中国はなぜ成長したのか。日本は、なぜ中国に追いやられるように衰退してしまったのか。なぜ中国のようにできなかったのか。今回も、日本が衰退した原因をドルーロにゃんが考えます。

 

 

全4回に渡って、どうして日本が衰退して しまったのかを、ドルーロにゃんが勉強していきます。

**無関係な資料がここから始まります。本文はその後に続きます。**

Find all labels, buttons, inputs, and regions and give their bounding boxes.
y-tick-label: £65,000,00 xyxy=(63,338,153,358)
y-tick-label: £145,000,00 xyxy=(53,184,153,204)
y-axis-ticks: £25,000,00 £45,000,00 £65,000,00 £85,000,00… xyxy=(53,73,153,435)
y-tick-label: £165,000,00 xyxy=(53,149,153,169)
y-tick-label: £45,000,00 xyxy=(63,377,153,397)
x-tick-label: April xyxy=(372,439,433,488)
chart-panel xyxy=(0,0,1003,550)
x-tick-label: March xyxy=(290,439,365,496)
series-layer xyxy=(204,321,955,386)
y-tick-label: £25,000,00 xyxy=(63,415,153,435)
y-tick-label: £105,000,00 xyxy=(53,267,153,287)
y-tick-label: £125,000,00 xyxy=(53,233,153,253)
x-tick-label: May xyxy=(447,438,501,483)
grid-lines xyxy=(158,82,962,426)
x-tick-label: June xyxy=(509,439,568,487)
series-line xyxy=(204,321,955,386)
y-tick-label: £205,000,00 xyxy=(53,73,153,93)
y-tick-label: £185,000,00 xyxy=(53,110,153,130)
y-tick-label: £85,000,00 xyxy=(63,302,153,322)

シリーズ「どうして日本は衰退してしまっ たのか」はこちら

 

今回のPOINT
  • 中国は、経済がすさまじかった
  • 中国は、軍事力を拡大して世界中に進出した
  • 日本は、成長した経済力を活用できなかった
  • 独裁国家中国は、成長した経済力を活用した
  • 日本には、世界戦略がなかった

 

中国が強くて日本が堕ちた理由①~経済力~

中国はかつて、社会主義国であった上に発展途上国でした。簡単に言うと、「儲けることは悪!」「生活も経済もすべて政府が管理する!」という考え方の、貧しい国だったのです。私たちが暮らしている「資本主義経済」は、自分たちで自由に稼いでお金を使うことができる社会なので、これとは対照的でした。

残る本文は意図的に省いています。